To initialize this, see the code in HashDict.java. If word w, with hash(w) = h, is not found, you will add it to the front of list HTable[h]. You do that like this:

HTable[h] = new Cell(w, 1, HTable[h]);

The 1 here is the initial count. The old list is the second HTable[h], which now plays the role of the list following the newly inserted Cell.

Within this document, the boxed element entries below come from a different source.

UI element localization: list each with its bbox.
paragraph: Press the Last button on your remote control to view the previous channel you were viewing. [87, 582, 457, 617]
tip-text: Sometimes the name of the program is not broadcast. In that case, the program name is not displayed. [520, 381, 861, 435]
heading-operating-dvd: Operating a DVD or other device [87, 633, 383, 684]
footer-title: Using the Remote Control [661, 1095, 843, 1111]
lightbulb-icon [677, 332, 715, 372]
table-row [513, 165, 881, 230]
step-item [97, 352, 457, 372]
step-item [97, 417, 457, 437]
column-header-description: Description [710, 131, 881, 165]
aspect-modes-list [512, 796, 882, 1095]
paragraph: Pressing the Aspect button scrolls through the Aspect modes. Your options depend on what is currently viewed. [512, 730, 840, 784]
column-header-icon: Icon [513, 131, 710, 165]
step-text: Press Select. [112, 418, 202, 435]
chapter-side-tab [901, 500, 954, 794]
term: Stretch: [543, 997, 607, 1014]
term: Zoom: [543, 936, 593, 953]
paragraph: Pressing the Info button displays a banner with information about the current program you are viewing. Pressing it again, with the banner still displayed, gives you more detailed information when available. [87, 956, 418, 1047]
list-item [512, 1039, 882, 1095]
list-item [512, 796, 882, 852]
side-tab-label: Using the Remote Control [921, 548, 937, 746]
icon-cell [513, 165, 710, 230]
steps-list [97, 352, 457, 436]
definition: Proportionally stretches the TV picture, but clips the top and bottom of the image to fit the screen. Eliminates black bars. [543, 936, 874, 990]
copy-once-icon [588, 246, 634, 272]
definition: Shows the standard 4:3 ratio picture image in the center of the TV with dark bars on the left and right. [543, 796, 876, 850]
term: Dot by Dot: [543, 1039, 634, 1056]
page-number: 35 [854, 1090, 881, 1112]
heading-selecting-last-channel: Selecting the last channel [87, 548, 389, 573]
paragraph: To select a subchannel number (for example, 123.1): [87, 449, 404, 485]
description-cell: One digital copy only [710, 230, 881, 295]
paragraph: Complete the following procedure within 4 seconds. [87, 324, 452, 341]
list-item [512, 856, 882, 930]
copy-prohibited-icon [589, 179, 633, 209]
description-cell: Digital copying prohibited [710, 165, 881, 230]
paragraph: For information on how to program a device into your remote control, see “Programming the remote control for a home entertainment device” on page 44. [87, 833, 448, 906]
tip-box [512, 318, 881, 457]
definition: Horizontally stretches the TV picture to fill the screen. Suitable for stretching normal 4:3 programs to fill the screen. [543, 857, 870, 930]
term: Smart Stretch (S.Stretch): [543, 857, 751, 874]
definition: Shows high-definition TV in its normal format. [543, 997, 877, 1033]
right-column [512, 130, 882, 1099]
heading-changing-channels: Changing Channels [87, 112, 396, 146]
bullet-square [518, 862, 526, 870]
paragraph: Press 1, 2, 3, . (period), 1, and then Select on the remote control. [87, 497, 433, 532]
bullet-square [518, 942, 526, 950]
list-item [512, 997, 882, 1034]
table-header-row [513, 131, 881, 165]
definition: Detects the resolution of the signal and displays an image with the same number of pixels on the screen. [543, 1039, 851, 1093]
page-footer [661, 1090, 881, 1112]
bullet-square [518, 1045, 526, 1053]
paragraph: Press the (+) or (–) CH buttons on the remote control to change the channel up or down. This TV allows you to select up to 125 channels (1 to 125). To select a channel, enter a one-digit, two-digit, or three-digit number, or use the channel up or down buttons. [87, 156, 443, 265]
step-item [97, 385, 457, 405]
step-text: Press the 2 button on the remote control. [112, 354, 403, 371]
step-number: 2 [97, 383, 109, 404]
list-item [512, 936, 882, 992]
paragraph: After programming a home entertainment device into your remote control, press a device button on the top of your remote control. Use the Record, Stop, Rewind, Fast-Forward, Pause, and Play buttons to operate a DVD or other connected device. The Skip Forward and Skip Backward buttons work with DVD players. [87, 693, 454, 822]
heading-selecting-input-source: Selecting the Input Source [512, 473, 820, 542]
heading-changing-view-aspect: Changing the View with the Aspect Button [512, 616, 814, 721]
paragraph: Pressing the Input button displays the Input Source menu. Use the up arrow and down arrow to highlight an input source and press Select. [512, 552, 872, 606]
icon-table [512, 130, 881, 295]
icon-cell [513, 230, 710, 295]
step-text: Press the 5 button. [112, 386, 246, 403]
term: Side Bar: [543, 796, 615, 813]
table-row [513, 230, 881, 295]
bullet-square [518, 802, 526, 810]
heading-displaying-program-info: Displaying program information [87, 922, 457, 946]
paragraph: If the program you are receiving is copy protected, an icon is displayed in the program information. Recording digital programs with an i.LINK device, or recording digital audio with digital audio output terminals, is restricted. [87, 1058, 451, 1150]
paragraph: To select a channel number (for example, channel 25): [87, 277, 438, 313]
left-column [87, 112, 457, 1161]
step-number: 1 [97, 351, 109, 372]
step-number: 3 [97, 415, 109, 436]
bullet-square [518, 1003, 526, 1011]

The hash function will be the following (as before, we have a little extra work to make sure it returns values >= 0):

    private int hash(string s) {
	int val = s.GetHashCode() % HMAX;
	if (val < 0) val += HMAX;
	return val;
    }

I have provided a search method for containsKey(). You must write get() , put() and print(). The first two will have a structure similar to containsKey(); print will have a structure like this:

        for (int i=0; i<HMAX; i++) {
            p = HTable[i];
            while (p!= null) {
		// print p.data(), p.count()
                p = p.next();
            }
       }

Here is the output of a run on the file tiny.text:

trust: 1
a: 2
or: 1
depend: 1
confidence: 1
for: 1
worthy: 1
is: 2
your: 1
an: 1
the: 1
reliable: 1
that: 3
can: 2
person: 1
organization: 1
of: 1
attribute: 1
mechanism: 1
you: 2
on: 1

Because this project involves more than one file, your best bet for submission is as a .zip file.